Le « passage du milieu » d'après le récit autobiographique d'Olaudah Equiano

 

    C'est ainsi que j'ai voyagé après mon enlèvement pendant six à sept mois, passant de maître en maître, traversant différents pays pour arriver finalement jusqu'à l'océan.

    Un bateau au mouillage attendait son chargement. J'étais rempli d'un étonnement qui s'est vite transformé en peur, car on m'a fait monter à bord.

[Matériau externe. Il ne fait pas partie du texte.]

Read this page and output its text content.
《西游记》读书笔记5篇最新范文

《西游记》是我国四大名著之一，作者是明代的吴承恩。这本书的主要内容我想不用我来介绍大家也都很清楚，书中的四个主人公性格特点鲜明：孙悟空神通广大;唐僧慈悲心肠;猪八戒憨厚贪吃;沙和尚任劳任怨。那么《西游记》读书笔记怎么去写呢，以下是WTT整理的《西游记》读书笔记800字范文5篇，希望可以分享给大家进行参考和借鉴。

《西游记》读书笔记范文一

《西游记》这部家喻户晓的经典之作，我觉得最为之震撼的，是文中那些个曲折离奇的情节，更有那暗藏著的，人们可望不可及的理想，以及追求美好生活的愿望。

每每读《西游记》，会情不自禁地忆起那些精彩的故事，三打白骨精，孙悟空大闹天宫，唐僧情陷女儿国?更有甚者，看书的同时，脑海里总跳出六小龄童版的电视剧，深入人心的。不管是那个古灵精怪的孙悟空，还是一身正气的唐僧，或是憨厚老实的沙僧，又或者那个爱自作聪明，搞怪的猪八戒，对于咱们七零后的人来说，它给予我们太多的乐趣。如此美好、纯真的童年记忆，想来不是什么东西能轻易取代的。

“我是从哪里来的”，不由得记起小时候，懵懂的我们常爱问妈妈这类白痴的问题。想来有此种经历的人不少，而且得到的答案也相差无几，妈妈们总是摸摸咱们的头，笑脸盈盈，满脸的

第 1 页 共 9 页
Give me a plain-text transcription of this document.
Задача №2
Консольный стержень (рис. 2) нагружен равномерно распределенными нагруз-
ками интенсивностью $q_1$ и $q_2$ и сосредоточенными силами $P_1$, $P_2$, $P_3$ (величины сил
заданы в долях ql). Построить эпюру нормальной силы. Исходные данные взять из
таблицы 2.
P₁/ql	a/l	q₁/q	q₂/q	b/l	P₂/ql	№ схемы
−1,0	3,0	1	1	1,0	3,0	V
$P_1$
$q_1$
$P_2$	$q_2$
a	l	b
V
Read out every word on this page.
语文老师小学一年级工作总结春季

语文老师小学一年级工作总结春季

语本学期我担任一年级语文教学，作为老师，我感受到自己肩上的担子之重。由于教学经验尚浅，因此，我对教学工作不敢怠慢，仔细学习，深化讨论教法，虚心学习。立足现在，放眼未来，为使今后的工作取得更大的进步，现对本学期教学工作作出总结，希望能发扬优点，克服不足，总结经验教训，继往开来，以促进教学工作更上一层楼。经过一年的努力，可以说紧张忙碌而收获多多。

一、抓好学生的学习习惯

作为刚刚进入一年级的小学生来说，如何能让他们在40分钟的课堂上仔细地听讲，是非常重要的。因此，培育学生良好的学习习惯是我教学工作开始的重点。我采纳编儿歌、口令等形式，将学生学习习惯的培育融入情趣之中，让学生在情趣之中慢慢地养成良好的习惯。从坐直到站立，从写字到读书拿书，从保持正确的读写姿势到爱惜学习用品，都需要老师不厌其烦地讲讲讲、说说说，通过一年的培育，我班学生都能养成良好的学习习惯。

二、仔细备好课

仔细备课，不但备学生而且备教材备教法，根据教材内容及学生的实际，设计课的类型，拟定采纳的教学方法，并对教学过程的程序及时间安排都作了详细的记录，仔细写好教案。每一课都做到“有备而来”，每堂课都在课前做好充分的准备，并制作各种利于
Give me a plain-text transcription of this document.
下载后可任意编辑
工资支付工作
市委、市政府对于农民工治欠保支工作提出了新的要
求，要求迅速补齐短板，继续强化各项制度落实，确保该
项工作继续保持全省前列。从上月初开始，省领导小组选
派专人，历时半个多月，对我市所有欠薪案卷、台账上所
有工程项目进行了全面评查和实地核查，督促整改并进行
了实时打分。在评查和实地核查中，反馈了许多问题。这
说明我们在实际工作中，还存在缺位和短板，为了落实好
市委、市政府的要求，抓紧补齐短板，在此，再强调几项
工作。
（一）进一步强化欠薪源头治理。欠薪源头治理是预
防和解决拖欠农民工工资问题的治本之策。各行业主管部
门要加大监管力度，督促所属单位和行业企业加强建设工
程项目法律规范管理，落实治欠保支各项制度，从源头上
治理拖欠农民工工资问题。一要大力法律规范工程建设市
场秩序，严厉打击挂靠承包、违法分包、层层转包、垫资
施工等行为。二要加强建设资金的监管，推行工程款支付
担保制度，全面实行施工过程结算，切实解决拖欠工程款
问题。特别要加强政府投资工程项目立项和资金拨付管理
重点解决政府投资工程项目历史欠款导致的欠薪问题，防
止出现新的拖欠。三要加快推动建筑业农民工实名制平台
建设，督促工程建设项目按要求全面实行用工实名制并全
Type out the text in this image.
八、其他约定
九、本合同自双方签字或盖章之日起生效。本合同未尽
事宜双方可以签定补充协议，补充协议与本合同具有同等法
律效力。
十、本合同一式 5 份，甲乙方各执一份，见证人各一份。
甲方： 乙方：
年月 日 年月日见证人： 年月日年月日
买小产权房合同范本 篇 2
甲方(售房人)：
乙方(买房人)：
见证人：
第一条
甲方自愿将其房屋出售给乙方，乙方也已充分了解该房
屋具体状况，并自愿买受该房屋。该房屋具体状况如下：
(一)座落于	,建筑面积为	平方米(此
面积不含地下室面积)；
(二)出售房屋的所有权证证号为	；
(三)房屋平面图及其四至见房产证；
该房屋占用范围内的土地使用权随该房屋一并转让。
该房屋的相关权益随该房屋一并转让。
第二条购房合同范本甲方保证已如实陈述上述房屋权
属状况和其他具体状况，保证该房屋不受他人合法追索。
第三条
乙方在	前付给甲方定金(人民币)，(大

    Les hommes de l'équipage avaient une peau bizarre, des cheveux longs, et parlaient une langue très différente de toutes celles que j'avais entendues jusqu'alors. Quelques-uns m'ont donné des coups et m'ont inspecté sous toutes les coutures pour voir si j'étais en bonne santé. J'ai cru me trouver au royaume de mauvais esprits qui allaient me tuer.

    J'étais terrifié. J'aurais préféré être dans la peau du dernier des esclaves de mon pays plutôt que dans la mienne; si j'avais eu dix mille royaumes, je lui en aurais fait cadeau rien que pour échanger mon sort contre le sien.

    En jetant un coup d'œil sur le pont, j'ai aperçu un chaudron en ébullition et des hommes noirs enchaînés ensemble, le visage accablé de chagrin. Épouvanté par cette vision, je me suis évanoui.

    Lorsque j'ai repris conscience, les Noirs qui m'avaient conduit à bord étaient penchés sur moi. En attendant d'être payés, ils ont essayé de me réconforter. Sans succès.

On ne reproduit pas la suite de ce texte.